If we define 2 reflexive relations(say R and S) a set A, then are not they same?
Reflexive relation means for all $\forall x \in A, (x,x) \in R$. Same is the case for S. Then isn't R = S???
if so we consider the theorem, if R and S are reflexive relations then $R \cup S, R \cap S$ are both reflexive.
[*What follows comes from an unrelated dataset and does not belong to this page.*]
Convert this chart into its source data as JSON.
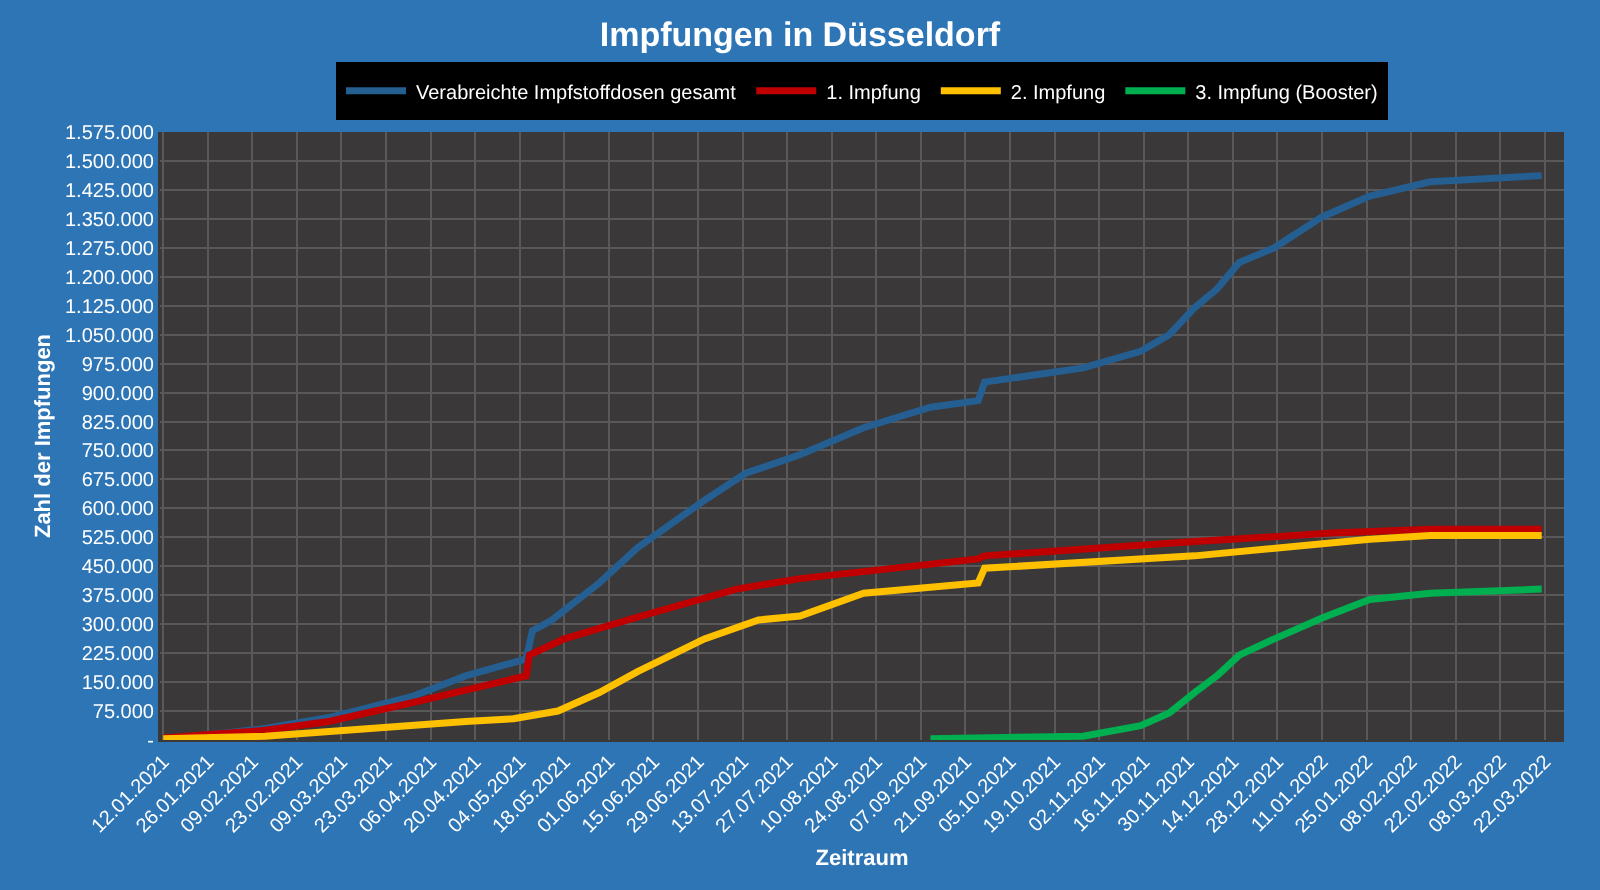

When we define R and S on same set A, are not they R=S? Then theorem becomes trivial right.
On
No reflexive relations on a set do not have to be the same.
For example consider $$A=\{1,2,3\}$$
$$R= \{(1,1), (2,2),(3,3), (1,3)\}$$ and $$ S= \{(1,1), (2,2),(3,3), (2,3)\}$$ Where both relations are reflexive but they are not the same.
As you notice,the intersecton and the union are reflexive in this example but you have to prove it in general.
On
No, they are not necessarily the same. $\forall x\in A: (x,x) \in R$ does not mean that these are the only pairs in $R$, there can be many more, which in turn may or may not be in $S$.
For example the relations "have the same parity" and "have the same remainder when divided by $3$" on $\mathbb{Z}$ are both reflexive. $(1,3)$ is included in the first but not in the second, while $(0,3)$ is included in the second but not in the first (Their intersection is the relation "have the same remainder when divided by 6").
On
$R$ being a reflexive relation on a set $A$ implies that identity relation $I = \{(x,y):x=y\}$ where $x,y\in A$, is a subset of $R$, $I\subseteq R$. So if two sets $S$ and $T$ are reflexive relations on a set $A$, then we can only conclude that $I\subseteq S$ and $I\subseteq T$. Obviously, $I\subseteq S\cup T$ and $I\subseteq S\cap T$, therefore both intersection and union of the sets $S$ and $T$ are also reflexive.
No. For example, on $\mathbb R$, $=$ and $\le$ are both reflexive relations, but not the same.